Ruhrgebiet. Zwischen den 50er- und 90er-Jahren wurden tausende Kinder aus NRW in Erholungskuren geschickt. Viele von ihnen kehrten traumatisiert zurück.

B. D. war ein „fröhliches, ständig schnabbelndes Mädchen“. Bis sie Mitte der 60er-Jahre in eine Kur verschickt wurde, die Erholung versprach und stattdessen für sie und tausende andere Kinder Trauma bedeutete: „Die schlimmste Erinnerung, die ich noch habe, war, dass ich auf einer Liege lag und von einer Betreuerin gefüttert wurde mit Möhreneintopf.
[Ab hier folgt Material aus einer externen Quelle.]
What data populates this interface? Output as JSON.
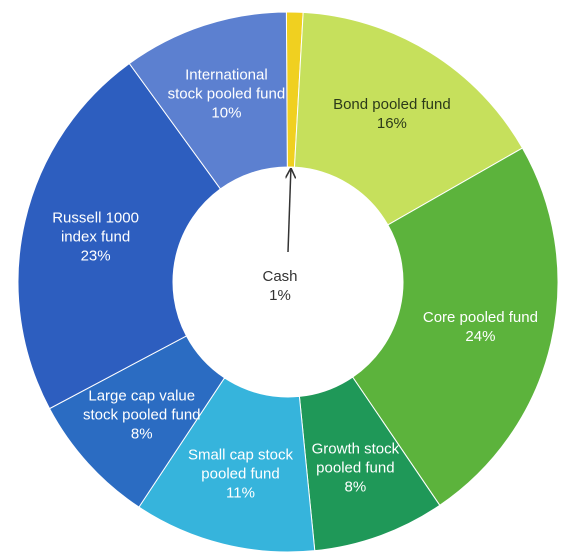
{
  "chart_data": {
    "type": "donut",
    "categories": [
      "Cash",
      "Bond pooled fund",
      "Core pooled fund",
      "Growth stock pooled fund",
      "Small cap stock pooled fund",
      "Large cap value stock pooled fund",
      "Russell 1000 index fund",
      "International stock pooled fund"
    ],
    "values": [
      1,
      16,
      24,
      8,
      11,
      8,
      23,
      10
    ],
    "value_labels": [
      "1%",
      "16%",
      "24%",
      "8%",
      "11%",
      "8%",
      "23%",
      "10%"
    ],
    "colors": [
      "#f0d020",
      "#c6e05c",
      "#5cb33c",
      "#1f9858",
      "#36b4dc",
      "#2b6cc2",
      "#2d5ebf",
      "#5c80d0"
    ]
  }
}
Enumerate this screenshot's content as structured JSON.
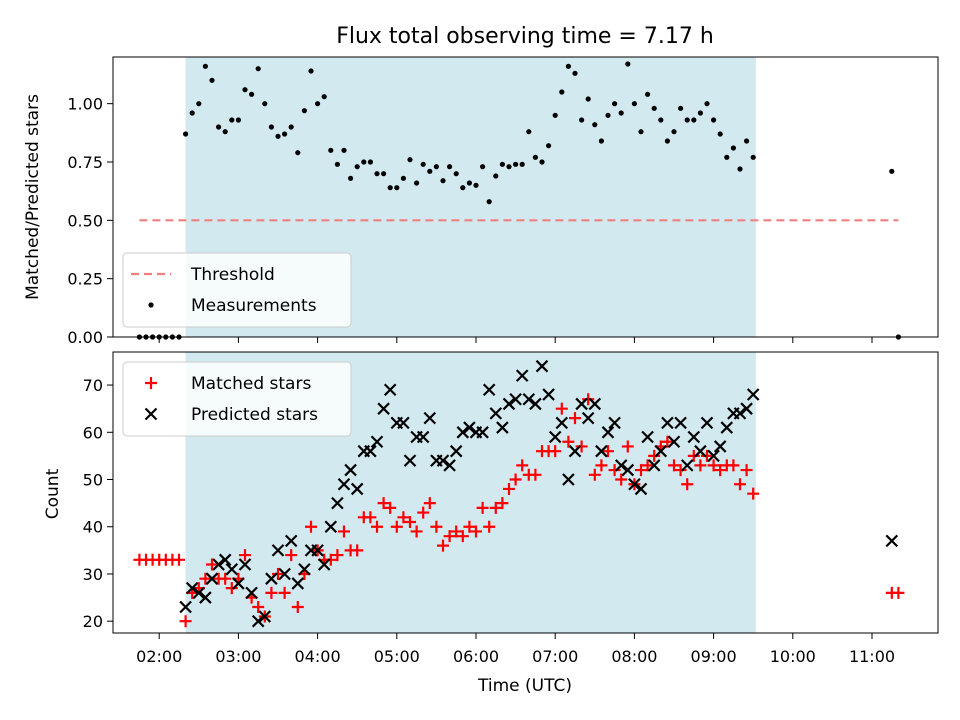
{
  "chart_data": [
    {
      "type": "scatter",
      "title": "Flux total observing time = 7.17 h",
      "xlabel": "",
      "ylabel": "Matched/Predicted stars",
      "xlim": [
        "01:25",
        "11:50"
      ],
      "ylim": [
        0,
        1.2
      ],
      "y_ticks": [
        "0.00",
        "0.25",
        "0.50",
        "0.75",
        "1.00"
      ],
      "shaded_interval": {
        "start": "02:20",
        "end": "09:32",
        "color": "#d2e9f0"
      },
      "legend_position": "lower-left",
      "series": [
        {
          "name": "Threshold",
          "style": "dashed-line",
          "color": "#f08080",
          "x": [
            "01:45",
            "11:20"
          ],
          "y": [
            0.5,
            0.5
          ]
        },
        {
          "name": "Measurements",
          "style": "dots",
          "color": "#000000",
          "x": [
            "01:45",
            "01:50",
            "01:55",
            "02:00",
            "02:05",
            "02:10",
            "02:15",
            "02:20",
            "02:25",
            "02:30",
            "02:35",
            "02:40",
            "02:45",
            "02:50",
            "02:55",
            "03:00",
            "03:05",
            "03:10",
            "03:15",
            "03:20",
            "03:25",
            "03:30",
            "03:35",
            "03:40",
            "03:45",
            "03:50",
            "03:55",
            "04:00",
            "04:05",
            "04:10",
            "04:15",
            "04:20",
            "04:25",
            "04:30",
            "04:35",
            "04:40",
            "04:45",
            "04:50",
            "04:55",
            "05:00",
            "05:05",
            "05:10",
            "05:15",
            "05:20",
            "05:25",
            "05:30",
            "05:35",
            "05:40",
            "05:45",
            "05:50",
            "05:55",
            "06:00",
            "06:05",
            "06:10",
            "06:15",
            "06:20",
            "06:25",
            "06:30",
            "06:35",
            "06:40",
            "06:45",
            "06:50",
            "06:55",
            "07:00",
            "07:05",
            "07:10",
            "07:15",
            "07:20",
            "07:25",
            "07:30",
            "07:35",
            "07:40",
            "07:45",
            "07:50",
            "07:55",
            "08:00",
            "08:05",
            "08:10",
            "08:15",
            "08:20",
            "08:25",
            "08:30",
            "08:35",
            "08:40",
            "08:45",
            "08:50",
            "08:55",
            "09:00",
            "09:05",
            "09:10",
            "09:15",
            "09:20",
            "09:25",
            "09:30",
            "11:15",
            "11:20"
          ],
          "y": [
            0,
            0,
            0,
            0,
            0,
            0,
            0,
            0.87,
            0.96,
            1.0,
            1.16,
            1.1,
            0.9,
            0.88,
            0.93,
            0.93,
            1.06,
            1.04,
            1.15,
            1.0,
            0.9,
            0.86,
            0.87,
            0.9,
            0.79,
            0.97,
            1.14,
            1.0,
            1.03,
            0.8,
            0.74,
            0.8,
            0.68,
            0.73,
            0.75,
            0.75,
            0.7,
            0.7,
            0.64,
            0.64,
            0.68,
            0.76,
            0.66,
            0.74,
            0.71,
            0.73,
            0.67,
            0.73,
            0.7,
            0.64,
            0.66,
            0.65,
            0.73,
            0.58,
            0.69,
            0.74,
            0.73,
            0.74,
            0.74,
            0.88,
            0.77,
            0.75,
            0.82,
            0.95,
            1.05,
            1.16,
            1.13,
            0.93,
            1.02,
            0.91,
            0.84,
            0.95,
            1.0,
            0.96,
            1.17,
            1.0,
            0.88,
            1.04,
            0.98,
            0.93,
            0.84,
            0.88,
            0.98,
            0.93,
            0.93,
            0.96,
            1.0,
            0.93,
            0.87,
            0.77,
            0.81,
            0.72,
            0.84,
            0.77,
            0.71,
            0
          ]
        }
      ]
    },
    {
      "type": "scatter",
      "title": "",
      "xlabel": "Time (UTC)",
      "ylabel": "Count",
      "xlim": [
        "01:25",
        "11:50"
      ],
      "ylim": [
        17.5,
        77
      ],
      "y_ticks": [
        "20",
        "30",
        "40",
        "50",
        "60",
        "70"
      ],
      "x_ticks": [
        "02:00",
        "03:00",
        "04:00",
        "05:00",
        "06:00",
        "07:00",
        "08:00",
        "09:00",
        "10:00",
        "11:00"
      ],
      "shaded_interval": {
        "start": "02:20",
        "end": "09:32",
        "color": "#d2e9f0"
      },
      "legend_position": "upper-left",
      "series": [
        {
          "name": "Matched stars",
          "style": "plus",
          "color": "#ff0000",
          "x": [
            "01:45",
            "01:50",
            "01:55",
            "02:00",
            "02:05",
            "02:10",
            "02:15",
            "02:20",
            "02:25",
            "02:30",
            "02:35",
            "02:40",
            "02:45",
            "02:50",
            "02:55",
            "03:00",
            "03:05",
            "03:10",
            "03:15",
            "03:20",
            "03:25",
            "03:30",
            "03:35",
            "03:40",
            "03:45",
            "03:50",
            "03:55",
            "04:00",
            "04:05",
            "04:10",
            "04:15",
            "04:20",
            "04:25",
            "04:30",
            "04:35",
            "04:40",
            "04:45",
            "04:50",
            "04:55",
            "05:00",
            "05:05",
            "05:10",
            "05:15",
            "05:20",
            "05:25",
            "05:30",
            "05:35",
            "05:40",
            "05:45",
            "05:50",
            "05:55",
            "06:00",
            "06:05",
            "06:10",
            "06:15",
            "06:20",
            "06:25",
            "06:30",
            "06:35",
            "06:40",
            "06:45",
            "06:50",
            "06:55",
            "07:00",
            "07:05",
            "07:10",
            "07:15",
            "07:20",
            "07:25",
            "07:30",
            "07:35",
            "07:40",
            "07:45",
            "07:50",
            "07:55",
            "08:00",
            "08:05",
            "08:10",
            "08:15",
            "08:20",
            "08:25",
            "08:30",
            "08:35",
            "08:40",
            "08:45",
            "08:50",
            "08:55",
            "09:00",
            "09:05",
            "09:10",
            "09:15",
            "09:20",
            "09:25",
            "09:30",
            "11:15",
            "11:20"
          ],
          "y": [
            33,
            33,
            33,
            33,
            33,
            33,
            33,
            20,
            26,
            27,
            29,
            32,
            29,
            29,
            27,
            29,
            34,
            25,
            23,
            21,
            26,
            30,
            26,
            34,
            23,
            30,
            40,
            35,
            33,
            33,
            34,
            39,
            35,
            35,
            42,
            42,
            40,
            45,
            44,
            40,
            42,
            41,
            39,
            43,
            45,
            40,
            36,
            38,
            39,
            38,
            40,
            39,
            44,
            40,
            44,
            45,
            48,
            50,
            53,
            51,
            51,
            56,
            56,
            56,
            65,
            58,
            63,
            57,
            67,
            51,
            53,
            56,
            52,
            50,
            57,
            49,
            52,
            53,
            55,
            57,
            58,
            53,
            52,
            49,
            55,
            53,
            55,
            53,
            52,
            53,
            53,
            49,
            52,
            47,
            26,
            26
          ]
        },
        {
          "name": "Predicted stars",
          "style": "x",
          "color": "#000000",
          "x": [
            "02:20",
            "02:25",
            "02:30",
            "02:35",
            "02:40",
            "02:45",
            "02:50",
            "02:55",
            "03:00",
            "03:05",
            "03:10",
            "03:15",
            "03:20",
            "03:25",
            "03:30",
            "03:35",
            "03:40",
            "03:45",
            "03:50",
            "03:55",
            "04:00",
            "04:05",
            "04:10",
            "04:15",
            "04:20",
            "04:25",
            "04:30",
            "04:35",
            "04:40",
            "04:45",
            "04:50",
            "04:55",
            "05:00",
            "05:05",
            "05:10",
            "05:15",
            "05:20",
            "05:25",
            "05:30",
            "05:35",
            "05:40",
            "05:45",
            "05:50",
            "05:55",
            "06:00",
            "06:05",
            "06:10",
            "06:15",
            "06:20",
            "06:25",
            "06:30",
            "06:35",
            "06:40",
            "06:45",
            "06:50",
            "06:55",
            "07:00",
            "07:05",
            "07:10",
            "07:15",
            "07:20",
            "07:25",
            "07:30",
            "07:35",
            "07:40",
            "07:45",
            "07:50",
            "07:55",
            "08:00",
            "08:05",
            "08:10",
            "08:15",
            "08:20",
            "08:25",
            "08:30",
            "08:35",
            "08:40",
            "08:45",
            "08:50",
            "08:55",
            "09:00",
            "09:05",
            "09:10",
            "09:15",
            "09:20",
            "09:25",
            "09:30",
            "11:15"
          ],
          "y": [
            23,
            27,
            26,
            25,
            29,
            32,
            33,
            31,
            28,
            32,
            26,
            20,
            21,
            29,
            35,
            30,
            37,
            28,
            31,
            35,
            35,
            32,
            40,
            45,
            49,
            52,
            48,
            56,
            56,
            58,
            65,
            69,
            62,
            62,
            54,
            59,
            59,
            63,
            54,
            54,
            53,
            56,
            60,
            61,
            60,
            60,
            69,
            64,
            61,
            66,
            67,
            72,
            67,
            66,
            74,
            68,
            59,
            62,
            50,
            56,
            66,
            63,
            66,
            56,
            60,
            62,
            53,
            52,
            49,
            48,
            59,
            53,
            56,
            62,
            58,
            62,
            53,
            59,
            56,
            62,
            55,
            57,
            61,
            64,
            64,
            65,
            68,
            37
          ]
        }
      ]
    }
  ]
}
Als ich diesen erbrach, wurde ich mehrmals ins Gesicht geschlagen und musste das Erbrochene aufessen.“

Ein halbes Jahrhundert später wird das, was „Verschickungskindern“ in Kurheimen in ganz Deutschland widerfahren ist, aufgearbeitet. Warum erst jetzt? Für Detlef Lichtrauter, Vorstand im Verein Aufarbeitung Kinderverschickungen NRW e.V., liegt die Antwort auf der Hand: „Viele Betroffene berichten, dass sie im Nachgang der Kinderkur dachten: ‘Das ist nur mir passiert.’“ Weit gefehlt.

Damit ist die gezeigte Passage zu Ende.